Line-dry your clothing. It is estimated that your dryer emits more than a ton of carbon dioxide per year. You can easily eliminate all that waste by skipping the dryer altogether and hanging your clothing to dry on a clothesline, drying rack, or simply hanging in your shower.
Hang your clothes to dry when you can. It may take longer, but it’s much better on the environment, in more ways than one. Not only do you skip out on using the energy-hogging dryer, but your clothes will last longer, thanks to the gentler drying cycle outside. That means less throwing them out. Better for your wallet, and your environment too! If you can’t hang your clothes outside to dry, invest in an indoor airer or drying rack. You can place it next to the radiator and your clothes will dry overnight.
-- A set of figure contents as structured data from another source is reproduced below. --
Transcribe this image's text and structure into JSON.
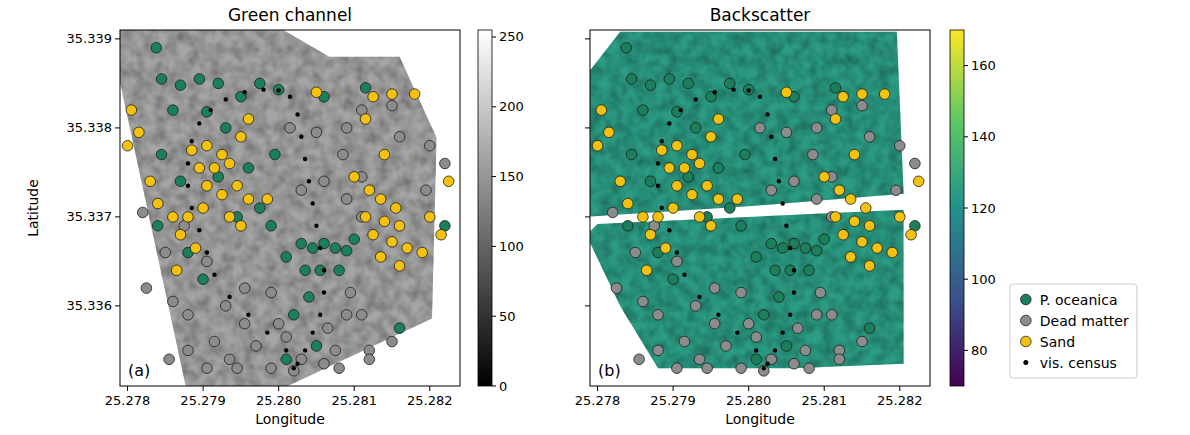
{
  "chart_data": [
    {
      "type": "scatter",
      "title": "Green channel",
      "x_label": "Longitude",
      "y_label": "Latitude",
      "annotation": "(a)",
      "xlim": [
        25.2779,
        25.2824
      ],
      "ylim": [
        35.3351,
        35.3391
      ],
      "xticks": [
        25.278,
        25.279,
        {
          "value": 25.28,
          "label": "25.280"
        },
        25.281,
        25.282
      ],
      "yticks": [
        35.336,
        35.337,
        35.338,
        35.339
      ],
      "colorbar": {
        "range": [
          0,
          255
        ],
        "ticks": [
          0,
          50,
          100,
          150,
          200,
          250
        ],
        "colors": [
          "#000000",
          "#ffffff"
        ]
      },
      "coverage": [
        {
          "x": [
            25.27788,
            25.28002,
            25.28067,
            25.2816,
            25.28209,
            25.28203,
            25.28012,
            25.27877,
            25.27788
          ],
          "y": [
            35.33912,
            35.33912,
            35.3388,
            35.3388,
            35.33789,
            35.33586,
            35.3351,
            35.3351,
            35.33859
          ],
          "value": 165
        }
      ],
      "series": [
        {
          "name": "P. oceanica",
          "color": "#1a7f5a",
          "marker": "circle",
          "x": [
            25.27838,
            25.27845,
            25.2787,
            25.27895,
            25.2792,
            25.2786,
            25.27905,
            25.2795,
            25.27975,
            25.28,
            25.2793,
            25.27845,
            25.2787,
            25.2792,
            25.2796,
            25.27995,
            25.2784,
            25.2788,
            25.279,
            25.27945,
            25.27975,
            25.2799,
            25.2801,
            25.2803,
            25.28045,
            25.2806,
            25.28075,
            25.2809,
            25.281,
            25.28035,
            25.28055,
            25.2808,
            25.2802,
            25.2804,
            25.2816,
            25.2805,
            25.2801,
            25.2822,
            25.28115,
            25.2806
          ],
          "values": [
            35.3389,
            35.33855,
            35.33848,
            35.33855,
            35.3385,
            35.3382,
            35.33818,
            35.33835,
            35.3385,
            35.33843,
            35.338,
            35.3377,
            35.3374,
            35.33745,
            35.33755,
            35.3377,
            35.3369,
            35.3366,
            35.3363,
            35.337,
            35.3371,
            35.3369,
            35.33655,
            35.3367,
            35.33665,
            35.3367,
            35.33665,
            35.33662,
            35.33675,
            35.3364,
            35.3364,
            35.3364,
            35.3359,
            35.3361,
            35.33575,
            35.33555,
            35.3354,
            35.3369,
            35.33845,
            35.33835
          ]
        },
        {
          "name": "Dead matter",
          "color": "#8c8c8c",
          "marker": "circle",
          "x": [
            25.28015,
            25.2805,
            25.2809,
            25.2811,
            25.2815,
            25.28085,
            25.2811,
            25.2809,
            25.2816,
            25.282,
            25.2822,
            25.28195,
            25.2811,
            25.2803,
            25.2806,
            25.27875,
            25.2782,
            25.2785,
            25.27825,
            25.2786,
            25.27905,
            25.2788,
            25.2793,
            25.27955,
            25.2799,
            25.28,
            25.27955,
            25.27915,
            25.2788,
            25.27935,
            25.2797,
            25.2801,
            25.2803,
            25.28065,
            25.2809,
            25.28095,
            25.2811,
            25.28075,
            25.2806,
            25.2812,
            25.2815,
            25.2799,
            25.27945,
            25.27905,
            25.2802,
            25.2808,
            25.2812,
            25.27855
          ],
          "values": [
            35.338,
            35.33795,
            35.338,
            35.3382,
            35.33825,
            35.3377,
            35.33745,
            35.3372,
            35.3379,
            35.3378,
            35.3376,
            35.3373,
            35.337,
            35.3373,
            35.3374,
            35.3369,
            35.33705,
            35.3366,
            35.3362,
            35.33605,
            35.3365,
            35.3359,
            35.336,
            35.3362,
            35.33615,
            35.3358,
            35.3358,
            35.3356,
            35.3355,
            35.3354,
            35.33555,
            35.33565,
            35.3354,
            35.33575,
            35.3359,
            35.33615,
            35.3359,
            35.3355,
            35.33535,
            35.3355,
            35.3356,
            35.3353,
            35.3353,
            35.3353,
            35.33527,
            35.3353,
            35.3354,
            35.3354
          ]
        },
        {
          "name": "Sand",
          "color": "#f4c20d",
          "marker": "circle",
          "x": [
            25.27805,
            25.27815,
            25.278,
            25.2784,
            25.2786,
            25.2783,
            25.27885,
            25.27905,
            25.27925,
            25.27895,
            25.27915,
            25.27935,
            25.27905,
            25.27925,
            25.27945,
            25.2796,
            25.279,
            25.2788,
            25.27935,
            25.2795,
            25.2787,
            25.2789,
            25.27865,
            25.27985,
            25.2796,
            25.28125,
            25.2815,
            25.2818,
            25.28115,
            25.2814,
            25.281,
            25.2812,
            25.28135,
            25.28155,
            25.28115,
            25.2814,
            25.2816,
            25.28125,
            25.2815,
            25.2817,
            25.28135,
            25.2816,
            25.282,
            25.28215,
            25.28225,
            25.2819,
            25.2805,
            25.2795
          ],
          "values": [
            35.3382,
            35.33795,
            35.3378,
            35.33715,
            35.337,
            35.3374,
            35.33775,
            35.3378,
            35.3377,
            35.33755,
            35.33755,
            35.3376,
            35.33735,
            35.33725,
            35.33735,
            35.3372,
            35.3371,
            35.337,
            35.337,
            35.3369,
            35.3368,
            35.33665,
            35.3364,
            35.3372,
            35.3381,
            35.33835,
            35.33838,
            35.33838,
            35.3381,
            35.3377,
            35.33745,
            35.3373,
            35.3372,
            35.3371,
            35.337,
            35.33695,
            35.3369,
            35.3368,
            35.33672,
            35.33665,
            35.33655,
            35.33645,
            35.337,
            35.3368,
            35.3374,
            35.3366,
            35.3384,
            35.3379
          ]
        },
        {
          "name": "vis. census",
          "color": "#000000",
          "marker": "dot",
          "x": [
            25.2802,
            25.2801,
            25.27985,
            25.2796,
            25.27935,
            25.27915,
            25.27905,
            25.27895,
            25.27885,
            25.2788,
            25.2788,
            25.27885,
            25.27895,
            25.2791,
            25.2793,
            25.27955,
            25.2798,
            25.28,
            25.28015,
            25.28025,
            25.2803,
            25.28035,
            25.2804,
            25.28045,
            25.2805,
            25.28055,
            25.2806,
            25.2806,
            25.28055,
            25.28045,
            25.28035,
            25.28025
          ],
          "values": [
            35.3353,
            35.3355,
            35.3357,
            35.3359,
            35.3361,
            35.33635,
            35.3366,
            35.33685,
            35.3371,
            35.33735,
            35.3376,
            35.33785,
            35.33805,
            35.3382,
            35.33832,
            35.3384,
            35.33843,
            35.33842,
            35.33835,
            35.33815,
            35.3379,
            35.33765,
            35.3374,
            35.33715,
            35.3369,
            35.33665,
            35.3364,
            35.33615,
            35.3359,
            35.3357,
            35.3355,
            35.33535
          ]
        }
      ]
    },
    {
      "type": "scatter",
      "title": "Backscatter",
      "x_label": "Longitude",
      "annotation": "(b)",
      "tick_labels": "x",
      "legend": "right",
      "xlim": [
        25.2779,
        25.2824
      ],
      "ylim": [
        35.3351,
        35.3391
      ],
      "xticks": [
        25.278,
        25.279,
        {
          "value": 25.28,
          "label": "25.280"
        },
        25.281,
        25.282
      ],
      "yticks": [
        35.336,
        35.337,
        35.338,
        35.339
      ],
      "colorbar": {
        "range": [
          70,
          170
        ],
        "ticks": [
          80,
          100,
          120,
          140,
          160
        ],
        "colors": [
          "#440154",
          "#3b528b",
          "#21918c",
          "#5ec962",
          "#fde725"
        ]
      },
      "coverage": [
        {
          "x": [
            25.27782,
            25.2783,
            25.28196,
            25.28205,
            25.28,
            25.27782
          ],
          "y": [
            35.33856,
            35.33908,
            35.33908,
            35.33726,
            35.33712,
            35.337
          ],
          "value": 125
        },
        {
          "x": [
            25.278,
            25.28205,
            25.28205,
            25.2806,
            25.2788,
            25.2783,
            25.27785
          ],
          "y": [
            35.33692,
            35.33708,
            35.33535,
            35.3353,
            35.3353,
            35.336,
            35.3368
          ],
          "value": 125
        }
      ],
      "series": [
        {
          "name": "P. oceanica",
          "color": "#1a7f5a",
          "marker": "circle",
          "x": [
            25.27838,
            25.27845,
            25.2787,
            25.27895,
            25.2792,
            25.2786,
            25.27905,
            25.2795,
            25.27975,
            25.28,
            25.2793,
            25.27845,
            25.2787,
            25.2792,
            25.2796,
            25.27995,
            25.2784,
            25.2788,
            25.279,
            25.27945,
            25.27975,
            25.2799,
            25.2801,
            25.2803,
            25.28045,
            25.2806,
            25.28075,
            25.2809,
            25.281,
            25.28035,
            25.28055,
            25.2808,
            25.2802,
            25.2804,
            25.2816,
            25.2805,
            25.2801,
            25.2822,
            25.28115,
            25.2806
          ],
          "values": [
            35.3389,
            35.33855,
            35.33848,
            35.33855,
            35.3385,
            35.3382,
            35.33818,
            35.33835,
            35.3385,
            35.33843,
            35.338,
            35.3377,
            35.3374,
            35.33745,
            35.33755,
            35.3377,
            35.3369,
            35.3366,
            35.3363,
            35.337,
            35.3371,
            35.3369,
            35.33655,
            35.3367,
            35.33665,
            35.3367,
            35.33665,
            35.33662,
            35.33675,
            35.3364,
            35.3364,
            35.3364,
            35.3359,
            35.3361,
            35.33575,
            35.33555,
            35.3354,
            35.3369,
            35.33845,
            35.33835
          ]
        },
        {
          "name": "Dead matter",
          "color": "#8c8c8c",
          "marker": "circle",
          "x": [
            25.28015,
            25.2805,
            25.2809,
            25.2811,
            25.2815,
            25.28085,
            25.2811,
            25.2809,
            25.2816,
            25.282,
            25.2822,
            25.28195,
            25.2811,
            25.2803,
            25.2806,
            25.27875,
            25.2782,
            25.2785,
            25.27825,
            25.2786,
            25.27905,
            25.2788,
            25.2793,
            25.27955,
            25.2799,
            25.28,
            25.27955,
            25.27915,
            25.2788,
            25.27935,
            25.2797,
            25.2801,
            25.2803,
            25.28065,
            25.2809,
            25.28095,
            25.2811,
            25.28075,
            25.2806,
            25.2812,
            25.2815,
            25.2799,
            25.27945,
            25.27905,
            25.2802,
            25.2808,
            25.2812,
            25.27855
          ],
          "values": [
            35.338,
            35.33795,
            35.338,
            35.3382,
            35.33825,
            35.3377,
            35.33745,
            35.3372,
            35.3379,
            35.3378,
            35.3376,
            35.3373,
            35.337,
            35.3373,
            35.3374,
            35.3369,
            35.33705,
            35.3366,
            35.3362,
            35.33605,
            35.3365,
            35.3359,
            35.336,
            35.3362,
            35.33615,
            35.3358,
            35.3358,
            35.3356,
            35.3355,
            35.3354,
            35.33555,
            35.33565,
            35.3354,
            35.33575,
            35.3359,
            35.33615,
            35.3359,
            35.3355,
            35.33535,
            35.3355,
            35.3356,
            35.3353,
            35.3353,
            35.3353,
            35.33527,
            35.3353,
            35.3354,
            35.3354
          ]
        },
        {
          "name": "Sand",
          "color": "#f4c20d",
          "marker": "circle",
          "x": [
            25.27805,
            25.27815,
            25.278,
            25.2784,
            25.2786,
            25.2783,
            25.27885,
            25.27905,
            25.27925,
            25.27895,
            25.27915,
            25.27935,
            25.27905,
            25.27925,
            25.27945,
            25.2796,
            25.279,
            25.2788,
            25.27935,
            25.2795,
            25.2787,
            25.2789,
            25.27865,
            25.27985,
            25.2796,
            25.28125,
            25.2815,
            25.2818,
            25.28115,
            25.2814,
            25.281,
            25.2812,
            25.28135,
            25.28155,
            25.28115,
            25.2814,
            25.2816,
            25.28125,
            25.2815,
            25.2817,
            25.28135,
            25.2816,
            25.282,
            25.28215,
            25.28225,
            25.2819,
            25.2805,
            25.2795
          ],
          "values": [
            35.3382,
            35.33795,
            35.3378,
            35.33715,
            35.337,
            35.3374,
            35.33775,
            35.3378,
            35.3377,
            35.33755,
            35.33755,
            35.3376,
            35.33735,
            35.33725,
            35.33735,
            35.3372,
            35.3371,
            35.337,
            35.337,
            35.3369,
            35.3368,
            35.33665,
            35.3364,
            35.3372,
            35.3381,
            35.33835,
            35.33838,
            35.33838,
            35.3381,
            35.3377,
            35.33745,
            35.3373,
            35.3372,
            35.3371,
            35.337,
            35.33695,
            35.3369,
            35.3368,
            35.33672,
            35.33665,
            35.33655,
            35.33645,
            35.337,
            35.3368,
            35.3374,
            35.3366,
            35.3384,
            35.3379
          ]
        },
        {
          "name": "vis. census",
          "color": "#000000",
          "marker": "dot",
          "x": [
            25.2802,
            25.2801,
            25.27985,
            25.2796,
            25.27935,
            25.27915,
            25.27905,
            25.27895,
            25.27885,
            25.2788,
            25.2788,
            25.27885,
            25.27895,
            25.2791,
            25.2793,
            25.27955,
            25.2798,
            25.28,
            25.28015,
            25.28025,
            25.2803,
            25.28035,
            25.2804,
            25.28045,
            25.2805,
            25.28055,
            25.2806,
            25.2806,
            25.28055,
            25.28045,
            25.28035,
            25.28025
          ],
          "values": [
            35.3353,
            35.3355,
            35.3357,
            35.3359,
            35.3361,
            35.33635,
            35.3366,
            35.33685,
            35.3371,
            35.33735,
            35.3376,
            35.33785,
            35.33805,
            35.3382,
            35.33832,
            35.3384,
            35.33843,
            35.33842,
            35.33835,
            35.33815,
            35.3379,
            35.33765,
            35.3374,
            35.33715,
            35.3369,
            35.33665,
            35.3364,
            35.33615,
            35.3359,
            35.3357,
            35.3355,
            35.33535
          ]
        }
      ]
    }
  ]
}
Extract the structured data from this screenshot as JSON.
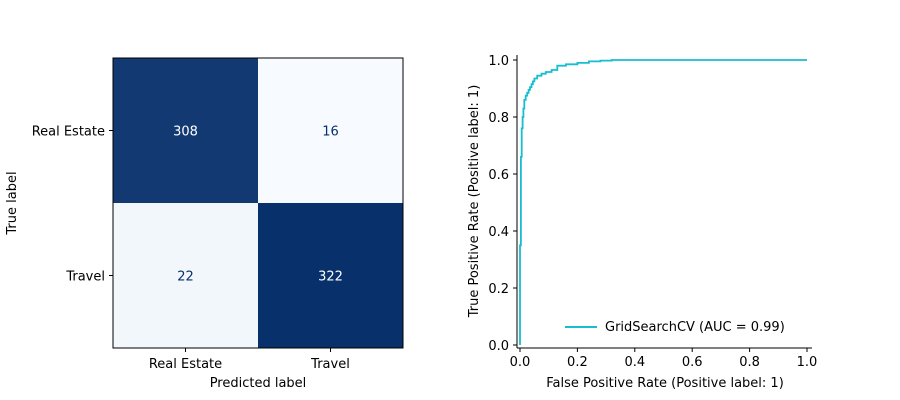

If you can’t hang your clothes outside to dry, invest in an indoor airer or drying rack. You can place it next to the radiator and your clothes will dry overnight.
Changing your habits takes time and doesn't always happen easily. Be patient and kind with yourself. Give yourself the grace to make mistakes. Soon, a more eco-friendly laundry routine will be second nature and you can ease into evolving the next area of your life.